Most curious of all is a passage on Scotch. While the book’s Wine and Spirits section was largely the bailiwick of Aaron, I suspect that the following came not from him but Beard, who preferred a tall glass of Glenlivet to a bottle of wine: “To serve a superb premium Scotch at low cost, buy six bottles of a low-priced blended Scotch and one bottle of Smith’s Glenlivet or Glenfiddich unblended all-malt Scotch. Pour the contents of the seven bottles into a container and mix them. Refill the seven bottles and put on your own label, which might read ‘John Smith’s Personal Selection.’” The fat bastard was advocating watering down single malt with blended whiskey and passing it off as premium!
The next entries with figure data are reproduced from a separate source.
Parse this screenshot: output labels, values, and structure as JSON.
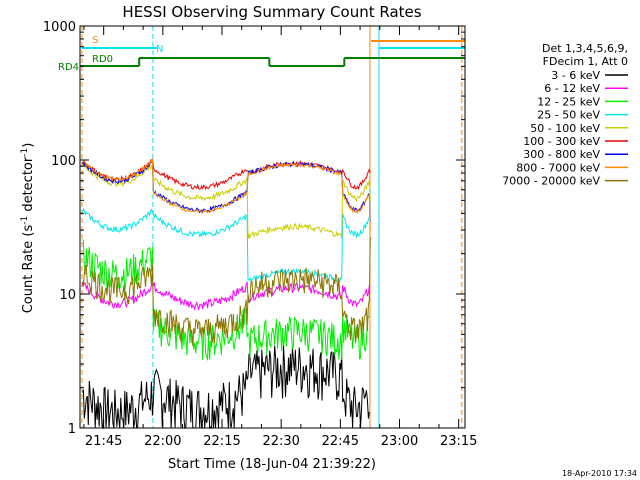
{
  "chart_data": {
    "type": "line",
    "title": "HESSI Observing Summary Count Rates",
    "ylabel_main": "Count Rate (s",
    "ylabel_sup1": "-1",
    "ylabel_mid": " detector",
    "ylabel_sup2": "-1",
    "ylabel_end": ")",
    "xlabel": "Start Time (18-Jun-04 21:39:22)",
    "date_stamp": "18-Apr-2010 17:34",
    "y_scale": "log",
    "ylim": [
      1,
      1000
    ],
    "xlim": [
      "21:39:22",
      "23:17:00"
    ],
    "y_ticks": [
      {
        "value": 1,
        "label": "1"
      },
      {
        "value": 10,
        "label": "10"
      },
      {
        "value": 100,
        "label": "100"
      },
      {
        "value": 1000,
        "label": "1000"
      }
    ],
    "x_ticks": [
      {
        "minutes": 6.0,
        "label": "21:45"
      },
      {
        "minutes": 21.0,
        "label": "22:00"
      },
      {
        "minutes": 36.0,
        "label": "22:15"
      },
      {
        "minutes": 51.0,
        "label": "22:30"
      },
      {
        "minutes": 66.0,
        "label": "22:45"
      },
      {
        "minutes": 81.0,
        "label": "23:00"
      },
      {
        "minutes": 96.0,
        "label": "23:15"
      }
    ],
    "legend_header": [
      "Det 1,3,4,5,6,9,",
      "FDecim 1, Att 0"
    ],
    "legend_position": "right",
    "series": [
      {
        "name": "3 - 6 keV",
        "color": "#000000"
      },
      {
        "name": "6 - 12 keV",
        "color": "#ff00ff"
      },
      {
        "name": "12 - 25 keV",
        "color": "#00ee00"
      },
      {
        "name": "25 - 50 keV",
        "color": "#00e5ee"
      },
      {
        "name": "50 - 100 keV",
        "color": "#cccc00"
      },
      {
        "name": "100 - 300 keV",
        "color": "#ee0000"
      },
      {
        "name": "300 - 800 keV",
        "color": "#0000ee"
      },
      {
        "name": "800 - 7000 keV",
        "color": "#ff8c00"
      },
      {
        "name": "7000 - 20000 keV",
        "color": "#8b7500"
      }
    ],
    "segments": [
      {
        "start": 0.5,
        "end": 18.5,
        "levels": [
          1.5,
          9.5,
          16,
          34,
          75,
          80,
          78,
          80,
          12
        ]
      },
      {
        "start": 18.5,
        "end": 42.5,
        "levels": [
          1.6,
          9.3,
          5,
          31,
          58,
          70,
          47,
          46,
          6
        ]
      },
      {
        "start": 42.5,
        "end": 66.5,
        "levels": [
          2.5,
          9.4,
          4.5,
          12.5,
          27,
          80,
          79,
          78,
          11
        ]
      },
      {
        "start": 66.5,
        "end": 73.5,
        "levels": [
          1.6,
          9.3,
          5,
          31,
          58,
          70,
          47,
          46,
          6
        ]
      }
    ],
    "annotations": {
      "saa_label": "S",
      "night_label": "N",
      "rd_label": "RD4",
      "rd0_label": "RD0"
    },
    "colors": {
      "saa": "#ff8c00",
      "night": "#00e5ee",
      "decim": "#008000",
      "axis": "#000000"
    }
  }
}
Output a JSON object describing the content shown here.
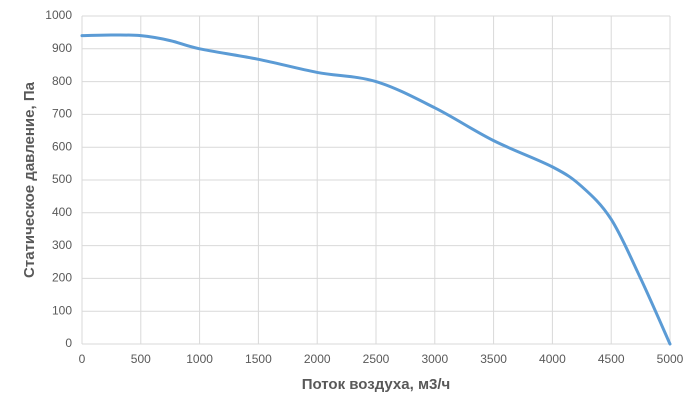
{
  "chart_data": {
    "type": "line",
    "x_label": "Поток воздуха, м3/ч",
    "y_label": "Статическое давление, Па",
    "x": [
      0,
      250,
      500,
      750,
      1000,
      1500,
      2000,
      2500,
      3000,
      3500,
      4000,
      4250,
      4500,
      4750,
      5000
    ],
    "series": [
      {
        "name": "Статическое давление",
        "color": "#5b9bd5",
        "values": [
          940,
          942,
          940,
          925,
          900,
          868,
          828,
          800,
          720,
          620,
          540,
          480,
          380,
          200,
          0
        ]
      }
    ],
    "xlim": [
      0,
      5000
    ],
    "xticks": [
      0,
      500,
      1000,
      1500,
      2000,
      2500,
      3000,
      3500,
      4000,
      4500,
      5000
    ],
    "ylim": [
      0,
      1000
    ],
    "yticks": [
      0,
      100,
      200,
      300,
      400,
      500,
      600,
      700,
      800,
      900,
      1000
    ],
    "grid": true
  }
}
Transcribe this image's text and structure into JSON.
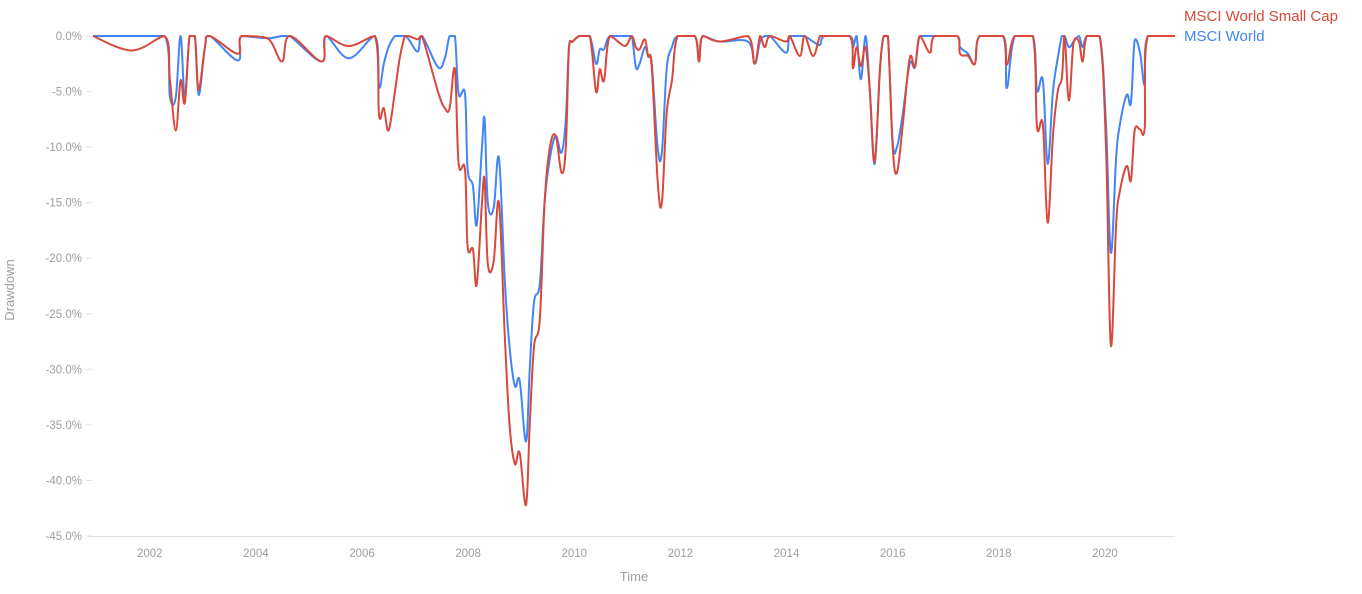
{
  "chart_data": {
    "type": "line",
    "title": "",
    "xlabel": "Time",
    "ylabel": "Drawdown",
    "xlim": [
      2000.93,
      2021.32
    ],
    "ylim": [
      -45,
      0
    ],
    "x_ticks": [
      "2002",
      "2004",
      "2006",
      "2008",
      "2010",
      "2012",
      "2014",
      "2016",
      "2018",
      "2020"
    ],
    "x_tick_values": [
      2002,
      2004,
      2006,
      2008,
      2010,
      2012,
      2014,
      2016,
      2018,
      2020
    ],
    "y_ticks": [
      "0.0%",
      "-5.0%",
      "-10.0%",
      "-15.0%",
      "-20.0%",
      "-25.0%",
      "-30.0%",
      "-35.0%",
      "-40.0%",
      "-45.0%"
    ],
    "y_tick_values": [
      0,
      -5,
      -10,
      -15,
      -20,
      -25,
      -30,
      -35,
      -40,
      -45
    ],
    "grid": false,
    "legend_placement": "top-right",
    "x": [
      2000.93,
      2001.66,
      2002.28,
      2002.38,
      2002.49,
      2002.58,
      2002.66,
      2002.75,
      2002.85,
      2002.92,
      2003.04,
      2003.13,
      2003.66,
      2003.73,
      2004.22,
      2004.49,
      2004.64,
      2005.24,
      2005.32,
      2005.75,
      2006.24,
      2006.32,
      2006.41,
      2006.5,
      2006.62,
      2006.71,
      2006.81,
      2006.88,
      2007.05,
      2007.13,
      2007.43,
      2007.56,
      2007.65,
      2007.75,
      2007.82,
      2007.94,
      2007.99,
      2008.09,
      2008.16,
      2008.26,
      2008.31,
      2008.37,
      2008.48,
      2008.58,
      2008.69,
      2008.78,
      2008.88,
      2008.97,
      2009.09,
      2009.16,
      2009.24,
      2009.35,
      2009.44,
      2009.54,
      2009.65,
      2009.76,
      2009.84,
      2009.9,
      2009.97,
      2010.1,
      2010.29,
      2010.41,
      2010.48,
      2010.56,
      2010.67,
      2010.95,
      2011.08,
      2011.16,
      2011.23,
      2011.33,
      2011.39,
      2011.46,
      2011.57,
      2011.65,
      2011.74,
      2011.84,
      2011.95,
      2012.27,
      2012.35,
      2012.42,
      2012.74,
      2013.27,
      2013.4,
      2013.5,
      2013.59,
      2013.69,
      2013.99,
      2014.06,
      2014.25,
      2014.34,
      2014.5,
      2014.63,
      2014.72,
      2015.19,
      2015.25,
      2015.32,
      2015.4,
      2015.49,
      2015.57,
      2015.66,
      2015.76,
      2015.83,
      2015.91,
      2016.0,
      2016.08,
      2016.19,
      2016.32,
      2016.42,
      2016.51,
      2016.7,
      2016.79,
      2017.21,
      2017.27,
      2017.42,
      2017.55,
      2017.64,
      2018.08,
      2018.15,
      2018.3,
      2018.64,
      2018.72,
      2018.83,
      2018.92,
      2019.02,
      2019.11,
      2019.19,
      2019.24,
      2019.32,
      2019.41,
      2019.51,
      2019.58,
      2019.66,
      2019.9,
      2020.02,
      2020.11,
      2020.21,
      2020.28,
      2020.41,
      2020.49,
      2020.56,
      2020.66,
      2020.75,
      2020.81,
      2021.32
    ],
    "series": [
      {
        "name": "MSCI World Small Cap",
        "color": "#d9483b",
        "values": [
          0,
          -1.3,
          0,
          -4,
          -8.5,
          -4,
          -6,
          0,
          0,
          -4.8,
          -1,
          0,
          -1.6,
          0,
          -0.2,
          -2.3,
          0,
          -2.3,
          0,
          -0.9,
          0,
          -7.1,
          -6.5,
          -8.5,
          -5,
          -2,
          0,
          0,
          -0.3,
          0,
          -5,
          -6.5,
          -6.5,
          -3,
          -11.5,
          -12,
          -19,
          -19.2,
          -22.4,
          -15,
          -13,
          -20.5,
          -20.3,
          -15,
          -27,
          -35,
          -38.5,
          -37.5,
          -42.2,
          -35,
          -28,
          -25.5,
          -15,
          -10,
          -9,
          -12.3,
          -10,
          -1,
          -0.5,
          0,
          0,
          -5,
          -3,
          -4,
          0,
          -0.9,
          0,
          -1,
          -1.2,
          -0.3,
          -1.8,
          -2.8,
          -13,
          -15,
          -7,
          -4,
          0,
          0,
          -2.3,
          0,
          -0.5,
          0,
          -2.5,
          0,
          -1,
          0,
          -0.5,
          0,
          -1.8,
          0,
          -1.8,
          0,
          0,
          0,
          -2.9,
          -1,
          -2.7,
          -1,
          -5,
          -11.3,
          -3,
          0,
          0,
          -10,
          -12.3,
          -8,
          -2,
          -2.8,
          0,
          -1.5,
          0,
          0,
          -1.6,
          -1.8,
          -2.5,
          0,
          0,
          -2.6,
          0,
          0,
          -8.2,
          -8,
          -16.8,
          -9,
          -5,
          -3.7,
          0,
          -5.8,
          -0.5,
          -0.5,
          -2.3,
          0,
          0,
          -10,
          -27.8,
          -17,
          -14,
          -11.7,
          -13,
          -8.5,
          -8.4,
          -8.2,
          0,
          0
        ]
      },
      {
        "name": "MSCI World",
        "color": "#4285f4",
        "values": [
          0,
          0,
          0,
          -5.5,
          -5.5,
          0,
          -5.5,
          0,
          0,
          -5.3,
          -1,
          0,
          -2.2,
          0,
          -0.2,
          0,
          0,
          -2.3,
          0,
          -2,
          0,
          -4.6,
          -2.5,
          -1,
          0,
          0,
          0,
          -0.3,
          -1.4,
          0,
          -2.8,
          -2,
          0,
          0,
          -5.2,
          -5.2,
          -12,
          -13.5,
          -17,
          -10,
          -7.5,
          -15,
          -15.5,
          -11,
          -22,
          -28,
          -31.5,
          -31,
          -36.5,
          -30,
          -24,
          -22.3,
          -15,
          -11,
          -9,
          -10.5,
          -7.5,
          -1,
          -0.5,
          0,
          0,
          -2.5,
          -1.2,
          -1.2,
          0,
          0,
          0,
          -2.8,
          -2.5,
          -1,
          -1.8,
          -2.5,
          -10,
          -10.5,
          -3,
          -1,
          0,
          0,
          -2.3,
          0,
          -0.5,
          -0.5,
          -2.5,
          -0.5,
          0,
          0,
          -1.5,
          0,
          0,
          0,
          -0.5,
          -0.8,
          0,
          0,
          -1,
          0,
          -3.9,
          0,
          -5,
          -11.5,
          -3,
          0,
          0,
          -9.5,
          -10,
          -7,
          -2.5,
          -2.8,
          0,
          0,
          0,
          0,
          -1,
          -1.6,
          -2.5,
          0,
          0,
          -4.7,
          0,
          0,
          -4.9,
          -4,
          -11.5,
          -5,
          -2,
          0,
          0,
          -1,
          -0.5,
          0,
          -1,
          0,
          0,
          -8,
          -19.5,
          -11,
          -8,
          -5.3,
          -6,
          -0.4,
          -1.5,
          -4.4,
          0,
          0
        ]
      }
    ]
  }
}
More useful, or at least in touch with reality, is 93-year-old Clara Cannucciara, the star of the online cooking show Great Depression Cooking with Clara. Her simple recipes and tips, recalled from a young adulthood in which she just barely got by, are the kind you can try out on your own as soon as you’ve finished watching. I also like how, in the episode about Pepper & Egg sandwiches, she boasts that she’s never needed a cutting board, which she considers a “convenience.”